PRP-Loaded Hydrogel for Rotator Cuff Repair by Promoting Osteogenic Differentiation and Tendon Regeneration

Rusen Zhang¹Zhi-Yang Zheng²Guo-Qing Zhu¹Chao-Rong Luo¹Jing-Min Yuan¹Yi-Lin Ye¹Ze-Qin Zhuang¹Ze-Zheng Liu^2*Qingchu Li^2*Xi-Zhao Huang^1*

• ¹Guangdong Province Women and Children Hospital, Guangzhou, China
• ²The Third Affiliated Hospital of Southern Medical University, Guangzhou, China

Objective: Rotator cuff injuries are a common and challenging shoulder joint pathology that significantly impacts shoulder function and quality of life. Current treatments, particularly arthroscopic repair, face high failure rates due to the difficulty of regenerating the native tendon-bone interface. This study aimed to develop and evaluate a platelet-rich plasma–carboxymethyl chitosan–tannic acid composite hydrogel (PRP-CMCS-TA), designed to address these limitations and enhance the repair and regeneration of the tendon-bone interface.

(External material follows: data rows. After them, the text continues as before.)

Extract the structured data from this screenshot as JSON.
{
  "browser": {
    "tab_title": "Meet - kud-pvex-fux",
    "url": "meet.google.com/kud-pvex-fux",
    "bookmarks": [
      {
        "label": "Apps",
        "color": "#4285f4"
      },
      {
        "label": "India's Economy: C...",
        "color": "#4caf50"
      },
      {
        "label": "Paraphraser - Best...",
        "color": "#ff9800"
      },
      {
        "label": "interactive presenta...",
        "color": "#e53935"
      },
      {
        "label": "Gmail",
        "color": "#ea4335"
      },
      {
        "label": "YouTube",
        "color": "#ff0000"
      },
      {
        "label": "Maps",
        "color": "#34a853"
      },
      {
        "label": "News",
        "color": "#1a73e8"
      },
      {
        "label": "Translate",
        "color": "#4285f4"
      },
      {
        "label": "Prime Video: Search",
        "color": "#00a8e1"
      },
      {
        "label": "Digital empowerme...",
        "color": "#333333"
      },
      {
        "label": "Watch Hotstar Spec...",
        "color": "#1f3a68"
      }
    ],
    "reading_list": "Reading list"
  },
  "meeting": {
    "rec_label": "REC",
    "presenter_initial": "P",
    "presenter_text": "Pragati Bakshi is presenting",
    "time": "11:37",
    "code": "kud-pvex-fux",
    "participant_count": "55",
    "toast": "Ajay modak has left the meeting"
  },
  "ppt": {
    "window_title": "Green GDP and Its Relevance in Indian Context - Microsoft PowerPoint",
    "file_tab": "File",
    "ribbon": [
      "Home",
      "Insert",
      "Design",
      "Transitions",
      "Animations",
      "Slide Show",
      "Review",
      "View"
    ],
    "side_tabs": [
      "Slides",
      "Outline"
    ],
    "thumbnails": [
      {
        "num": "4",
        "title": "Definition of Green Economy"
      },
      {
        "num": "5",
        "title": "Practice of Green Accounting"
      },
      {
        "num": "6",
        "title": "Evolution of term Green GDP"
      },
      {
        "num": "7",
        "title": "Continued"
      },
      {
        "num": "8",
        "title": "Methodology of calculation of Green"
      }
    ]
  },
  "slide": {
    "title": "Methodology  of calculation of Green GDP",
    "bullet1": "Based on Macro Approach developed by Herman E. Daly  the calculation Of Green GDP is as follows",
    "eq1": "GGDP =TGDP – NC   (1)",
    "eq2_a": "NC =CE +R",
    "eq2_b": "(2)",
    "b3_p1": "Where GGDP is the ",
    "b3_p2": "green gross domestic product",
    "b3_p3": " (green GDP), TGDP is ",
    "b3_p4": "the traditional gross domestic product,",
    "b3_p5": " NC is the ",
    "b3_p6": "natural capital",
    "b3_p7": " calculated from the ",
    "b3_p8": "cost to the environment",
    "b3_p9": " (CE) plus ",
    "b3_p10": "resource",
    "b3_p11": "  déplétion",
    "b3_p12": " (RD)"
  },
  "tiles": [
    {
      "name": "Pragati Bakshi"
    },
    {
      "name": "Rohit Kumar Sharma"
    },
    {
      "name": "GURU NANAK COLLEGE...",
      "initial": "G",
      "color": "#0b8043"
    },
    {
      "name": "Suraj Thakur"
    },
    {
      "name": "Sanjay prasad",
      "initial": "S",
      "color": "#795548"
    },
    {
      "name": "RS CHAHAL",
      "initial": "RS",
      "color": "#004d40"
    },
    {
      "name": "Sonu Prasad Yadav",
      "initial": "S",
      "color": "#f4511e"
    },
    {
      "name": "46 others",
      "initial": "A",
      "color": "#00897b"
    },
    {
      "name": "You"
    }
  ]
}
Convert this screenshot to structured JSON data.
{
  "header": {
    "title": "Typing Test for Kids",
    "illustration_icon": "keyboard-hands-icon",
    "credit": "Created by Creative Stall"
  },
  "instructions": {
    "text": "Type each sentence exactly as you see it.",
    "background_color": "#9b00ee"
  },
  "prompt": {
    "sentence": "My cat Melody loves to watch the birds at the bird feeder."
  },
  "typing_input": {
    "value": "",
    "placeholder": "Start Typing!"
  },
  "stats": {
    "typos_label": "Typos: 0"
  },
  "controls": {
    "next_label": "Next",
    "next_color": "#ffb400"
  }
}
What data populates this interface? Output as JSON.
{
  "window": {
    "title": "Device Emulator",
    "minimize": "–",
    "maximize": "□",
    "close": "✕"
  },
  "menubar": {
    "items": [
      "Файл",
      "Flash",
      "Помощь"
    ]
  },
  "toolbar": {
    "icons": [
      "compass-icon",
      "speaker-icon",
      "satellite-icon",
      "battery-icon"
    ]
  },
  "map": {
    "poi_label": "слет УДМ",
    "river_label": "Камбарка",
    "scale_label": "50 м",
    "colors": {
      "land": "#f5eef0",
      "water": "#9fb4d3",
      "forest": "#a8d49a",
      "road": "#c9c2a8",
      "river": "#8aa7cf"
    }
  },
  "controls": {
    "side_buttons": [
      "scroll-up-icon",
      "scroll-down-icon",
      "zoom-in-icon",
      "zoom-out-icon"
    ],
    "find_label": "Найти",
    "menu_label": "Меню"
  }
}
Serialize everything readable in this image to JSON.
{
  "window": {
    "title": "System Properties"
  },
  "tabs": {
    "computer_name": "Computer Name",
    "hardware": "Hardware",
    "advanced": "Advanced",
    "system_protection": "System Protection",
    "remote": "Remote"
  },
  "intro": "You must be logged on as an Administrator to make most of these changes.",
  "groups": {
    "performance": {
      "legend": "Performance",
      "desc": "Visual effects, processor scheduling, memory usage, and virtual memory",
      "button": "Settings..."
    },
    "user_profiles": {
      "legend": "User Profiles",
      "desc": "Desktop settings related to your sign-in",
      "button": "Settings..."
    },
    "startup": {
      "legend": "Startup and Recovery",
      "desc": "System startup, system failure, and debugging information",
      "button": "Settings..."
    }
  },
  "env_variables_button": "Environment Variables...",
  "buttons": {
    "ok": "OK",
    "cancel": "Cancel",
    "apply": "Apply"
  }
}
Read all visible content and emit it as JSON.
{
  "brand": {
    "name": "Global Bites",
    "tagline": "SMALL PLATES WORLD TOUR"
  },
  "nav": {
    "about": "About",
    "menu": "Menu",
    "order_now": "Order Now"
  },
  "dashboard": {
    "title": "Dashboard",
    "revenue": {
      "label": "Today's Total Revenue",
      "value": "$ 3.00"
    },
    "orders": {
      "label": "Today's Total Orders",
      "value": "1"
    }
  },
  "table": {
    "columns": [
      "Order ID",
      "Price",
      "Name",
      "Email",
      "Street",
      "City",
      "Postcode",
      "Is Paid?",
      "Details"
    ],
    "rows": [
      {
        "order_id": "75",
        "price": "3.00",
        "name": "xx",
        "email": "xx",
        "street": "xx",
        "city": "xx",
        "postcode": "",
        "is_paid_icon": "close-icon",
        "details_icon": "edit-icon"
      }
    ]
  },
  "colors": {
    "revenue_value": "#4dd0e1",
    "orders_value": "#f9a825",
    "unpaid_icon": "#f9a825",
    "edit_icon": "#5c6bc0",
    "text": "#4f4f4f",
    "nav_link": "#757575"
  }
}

Methods: The composite hydrogel was synthesized by creating a CMCS-TA hydrogel via chemical cross-linking, which was then integrated with PRP. Its functionality was assessed through a series of in vitro biocompatibility, bioactivity, and sustained-release assays, and its efficacy in promoting tendon-bone interface regeneration was evaluated in a rat rotator cuff injury model using micro-CT, biomechanical testing, and histological analysis. Results: In vitro experiments demonstrated the biocompatibility and bioactivity of PRP-CMCS-TA. The hydrogel supported cell viability and proliferation, and sustained the release of PRP components, which are critical for promoting tenogenic and osteogenic differentiation. The in vitro results indicated that PRP-CMCS-TA could provide a suitable environment for cell growth and tissue repair. In vivo studies were conducted using a rat rotator cuff injury model. The model was divided into three groups: Control, CMCS-TA, and PRP-CMCS-TA. Micro-CT scans and histological analyses were performed at predetermined time points to evaluate the repair capability of the composite hydrogel. The results showed that PRP-CMCS-TA significantly promoted bone regeneration and achieved superior tendon-bone interface repair compared to the other groups. Conclusion: The PRP-CMCS-TA composite hydrogel exhibits good biocompatibility and effectively repairs the tendon-bone interface by promoting osteogenic differentiation and tendon regeneration. This study provides new insights into the application of bioactive materials for rotator cuff injuries and offers a promising strategy for improving the outcomes of rotator cuff repair. Further research and clinical trials are needed to translate these findings into practical applications and to establish the hydrogel as a standard treatment option for rotator cuff injuries.